Why Automation is Different This Time - "there is no sector of the economy left for workers to switch to"

Well, yes and no -- creative is a pretty useless word it turned out. That Bach AI was bloody forever ago, and I've listened to a fair bit of its work -- I'm 100% convinced that AI write a large portion of the music today, because they've been able to match the greatest composers in history for decades.

On the other hand, it's been technically possible to replace the entire stock-room of a Wal~Mart for years, and at least theoretically possible to replace everyone but maintenance, AP, maybe the meat, deli and bakery and a few managers. Wal~Mart could have maybe 40 employees, instead of 500. What stands in the way is that wages have successfully been kept low enough they don't feel it is worth the initial investment to replace the humans yet.

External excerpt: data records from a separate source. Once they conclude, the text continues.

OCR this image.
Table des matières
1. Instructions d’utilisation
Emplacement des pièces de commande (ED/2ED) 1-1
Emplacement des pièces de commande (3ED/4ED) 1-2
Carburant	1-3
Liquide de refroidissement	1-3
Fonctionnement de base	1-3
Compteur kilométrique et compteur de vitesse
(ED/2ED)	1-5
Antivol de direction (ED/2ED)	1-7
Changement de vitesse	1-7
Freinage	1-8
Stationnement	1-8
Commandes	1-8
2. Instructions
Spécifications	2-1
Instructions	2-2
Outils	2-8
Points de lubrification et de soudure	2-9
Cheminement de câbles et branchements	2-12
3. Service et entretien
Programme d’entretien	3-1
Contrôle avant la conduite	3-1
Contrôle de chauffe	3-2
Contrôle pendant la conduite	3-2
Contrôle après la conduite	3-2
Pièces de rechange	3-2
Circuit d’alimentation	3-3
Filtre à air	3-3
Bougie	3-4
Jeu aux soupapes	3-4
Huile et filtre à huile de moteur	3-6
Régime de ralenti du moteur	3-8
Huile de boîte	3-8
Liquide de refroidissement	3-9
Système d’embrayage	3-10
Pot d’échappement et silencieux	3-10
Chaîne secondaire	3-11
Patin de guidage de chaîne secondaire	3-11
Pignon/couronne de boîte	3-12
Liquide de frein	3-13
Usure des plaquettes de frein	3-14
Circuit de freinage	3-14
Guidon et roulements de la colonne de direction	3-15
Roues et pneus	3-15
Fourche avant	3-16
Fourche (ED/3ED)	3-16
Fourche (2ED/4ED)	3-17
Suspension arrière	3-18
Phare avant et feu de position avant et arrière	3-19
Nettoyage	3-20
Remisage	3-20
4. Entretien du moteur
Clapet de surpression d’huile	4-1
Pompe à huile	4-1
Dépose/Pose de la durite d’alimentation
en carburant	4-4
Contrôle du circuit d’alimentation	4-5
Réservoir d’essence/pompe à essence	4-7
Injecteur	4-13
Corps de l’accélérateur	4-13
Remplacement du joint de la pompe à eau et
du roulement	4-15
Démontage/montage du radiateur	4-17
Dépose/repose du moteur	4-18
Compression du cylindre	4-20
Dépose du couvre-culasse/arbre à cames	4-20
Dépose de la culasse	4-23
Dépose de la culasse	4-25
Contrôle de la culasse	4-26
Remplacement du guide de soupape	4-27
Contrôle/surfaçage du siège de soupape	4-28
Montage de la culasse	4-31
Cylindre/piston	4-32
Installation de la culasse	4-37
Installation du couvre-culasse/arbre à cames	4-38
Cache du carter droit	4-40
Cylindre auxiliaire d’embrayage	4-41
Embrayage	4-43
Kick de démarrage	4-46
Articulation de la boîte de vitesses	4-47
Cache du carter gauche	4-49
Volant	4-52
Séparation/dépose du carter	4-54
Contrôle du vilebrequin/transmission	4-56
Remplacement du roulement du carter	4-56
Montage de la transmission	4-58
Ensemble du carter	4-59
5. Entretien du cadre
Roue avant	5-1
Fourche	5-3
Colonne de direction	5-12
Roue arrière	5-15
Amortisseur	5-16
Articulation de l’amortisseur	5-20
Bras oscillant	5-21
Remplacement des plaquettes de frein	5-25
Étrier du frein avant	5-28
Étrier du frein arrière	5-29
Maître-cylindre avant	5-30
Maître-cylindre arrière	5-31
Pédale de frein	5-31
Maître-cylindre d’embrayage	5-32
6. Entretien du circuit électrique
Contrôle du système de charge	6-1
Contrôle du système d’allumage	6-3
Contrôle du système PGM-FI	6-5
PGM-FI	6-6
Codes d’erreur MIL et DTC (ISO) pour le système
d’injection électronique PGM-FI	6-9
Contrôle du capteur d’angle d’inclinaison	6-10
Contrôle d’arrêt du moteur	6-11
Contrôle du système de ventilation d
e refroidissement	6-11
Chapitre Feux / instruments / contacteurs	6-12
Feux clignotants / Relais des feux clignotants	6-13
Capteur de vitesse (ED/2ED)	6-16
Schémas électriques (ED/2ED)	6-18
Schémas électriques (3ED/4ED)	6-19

As for solving diseases -- that's already basically an AI job, nature of the beast with medicine. The primary source of new medication is same as it ever was, tweaks to existing stuff, or random testing until something works. Without computers, that random testing would yield a lot fewer results whatever. Not to say AI can 100% replace human researchers, but, it doesn't need to, there aren't that many research jobs to begin with. The most common jobs are retail, fast food, truck driving, secretarial work -- and all of that is 100% replaceable.

I take your broader point, and I'd actually 100% agree that we're well out from a 'robot apocalypse' -- but the key word there is 'robot'; we're a long, long way from good robots.